The Crowd (1928) Review

The Crowd (1928) Director: King Vidor

★★★★★

One of King Vidor’s great masterpieces of the late ’20s, The Crowd is a bit of a departure from King Vidor’s early silent World War I epic The Big Parade (1925) which effectively put MGM on the map. Despite being a uniquely stylized, experimental film for the era, The Crowd was cleared for production by the trusted partnership between director King Vidor and producer Irving Thalberg (even against the protests of studio head Louis B. Mayer). The critical success of The Crowd garnered nominations for Best Director as well as Best Unique and Artistic Picture (a one-time award category which was given to F.W. Murnau’s Sunrise as the sole winner). The Crowd presents the story of a single man named John “Johnny” Sims (played by newcomer James Murray) who moves to New York City after the death of his father in search of a career (all the while hoping for a Horatio Alger rise to success). His dream is to stand out from the crowd. Once in the city, he secures a job which is quickly found to be drab and mundane. Whereas he once viewed himself as unique, he quickly learns that he is merely part of the mob (Vidor’s initial title for the film). He lives in a packed upstairs tenement flat, trapped in the crowd, he has become just another completely ordinary face struggling to survive in the modern world. In a forced perspective shot which takes us through huge sweeping scenes of the cityscape we gradually move inward to dense, claustrophobic buildings which showcase the powerful frame the geometry of a typical American sky-rise office. There are some truly spectacular shots here. These scenes –some of the most memorable in the whole film– were apparently shot using models of skyscrapers laid out on the ground while cameras swept upward, and as the scene moves inward, hundreds of extras were employed to sit at desks in long narrow rows while the cameras moved overhead.

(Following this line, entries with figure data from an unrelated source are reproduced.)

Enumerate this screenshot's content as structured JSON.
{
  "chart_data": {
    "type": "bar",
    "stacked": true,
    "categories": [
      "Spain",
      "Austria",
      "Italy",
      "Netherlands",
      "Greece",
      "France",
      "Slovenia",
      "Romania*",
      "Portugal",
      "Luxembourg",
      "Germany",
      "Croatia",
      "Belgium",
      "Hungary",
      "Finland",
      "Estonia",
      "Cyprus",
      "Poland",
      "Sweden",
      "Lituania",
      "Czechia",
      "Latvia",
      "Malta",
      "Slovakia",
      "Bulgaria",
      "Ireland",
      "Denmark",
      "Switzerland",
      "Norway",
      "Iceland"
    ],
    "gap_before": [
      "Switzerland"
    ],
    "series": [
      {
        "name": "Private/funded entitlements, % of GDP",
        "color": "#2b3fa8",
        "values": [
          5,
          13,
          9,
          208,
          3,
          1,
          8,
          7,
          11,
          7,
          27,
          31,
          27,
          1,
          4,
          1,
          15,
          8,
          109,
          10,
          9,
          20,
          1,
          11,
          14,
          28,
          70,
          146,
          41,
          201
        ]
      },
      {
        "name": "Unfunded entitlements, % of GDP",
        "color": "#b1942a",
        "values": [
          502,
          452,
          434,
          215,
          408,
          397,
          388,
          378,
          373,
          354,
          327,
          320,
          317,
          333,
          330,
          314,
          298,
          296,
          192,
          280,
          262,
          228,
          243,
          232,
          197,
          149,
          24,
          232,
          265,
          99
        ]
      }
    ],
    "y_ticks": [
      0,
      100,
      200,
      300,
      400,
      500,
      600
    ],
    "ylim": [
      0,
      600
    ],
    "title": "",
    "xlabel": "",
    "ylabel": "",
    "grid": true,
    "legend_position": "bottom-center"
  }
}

John marries a young woman named Mary (played King Vidor’s wife Eleanor Boardman). They are wedded on a whim, and the film is notably candid about the trials faced by the young couple. It does not glamorize their romance. He then struggles to keep his steady job, even applying for a job as a juggling clown (a profession he once mocked) but tragedy strikes his family when his daughter is hit and killed by oncoming traffic –the crowd is sad with him for a day and then moves on. The crowd always laughs with you, but only cries for a day. He has spent much of his life believing he is somehow different from the herd, however the film ends on a strangely twisted note. Just before his wife plans to leave him, he gets a day job working as a juggling clown. He decides to take his family to a vaudeville show, where the family take solace as part of the crowd, laughing at a stage performance. In a strange twist of fate, I couldn’t help but wonder if this final scene was a dark mirror held up to the audience as we watch ourselves entertained at our own lives –ready to laugh with the crowd. The Crowd presents a perspective on the pitiful existence of the common, urban man – a face in the crowd. Perhaps there is a strange sense of comfort among the anonymous sea of people.

The character of John in The Crowd is tragically similar to the life of the actor who played him, James Murray. King Vidor initially Murray on the street before offering him the lead part in the film. After The Crowd, Murray continued to appear in other films though none quite as reputable as The Crowd. He eventually turned to alcoholism and panhandling. Interestingly enough, six years after the release of The Crowd, King Vidor self-produced a film that was a sequel of sorts, about a depression-era man who lives far away from the crowd in the country, Our Daily Bread (1934). He tracked down Murray on the streets to offer him the lead part, but Murray coldly turned it down. In 1936, Murray died by drowning after he jumped off the North Pier in New York City. He was only 35 years old. King Vidor remained haunted by the memory of Murray for years to come, even going so far as to write a play based on his life but it was never published.

The Crowd contains echoes of F.W. Murnau and Fritz Lang as well as literary connections to Jean-Paul Sartre or even Albert Camus, and it inspired the work of Italian neo-realist director Vittorio De Sica’s Bicycle Thieves (1948) and Billy Wilder’s The Apartment (1960). Scenes featured the latter film continue to stand out for me. King Vidor sought to make movies which convey the life of ordinary American citizens –he once described The Crowd as “just a succession of the dynamics of life.” To this day, The Crowd remains his magnum opus, and it has left a celebrated national legacy. The Crowd was among the first films to be entered into the National Film Registry in 1989.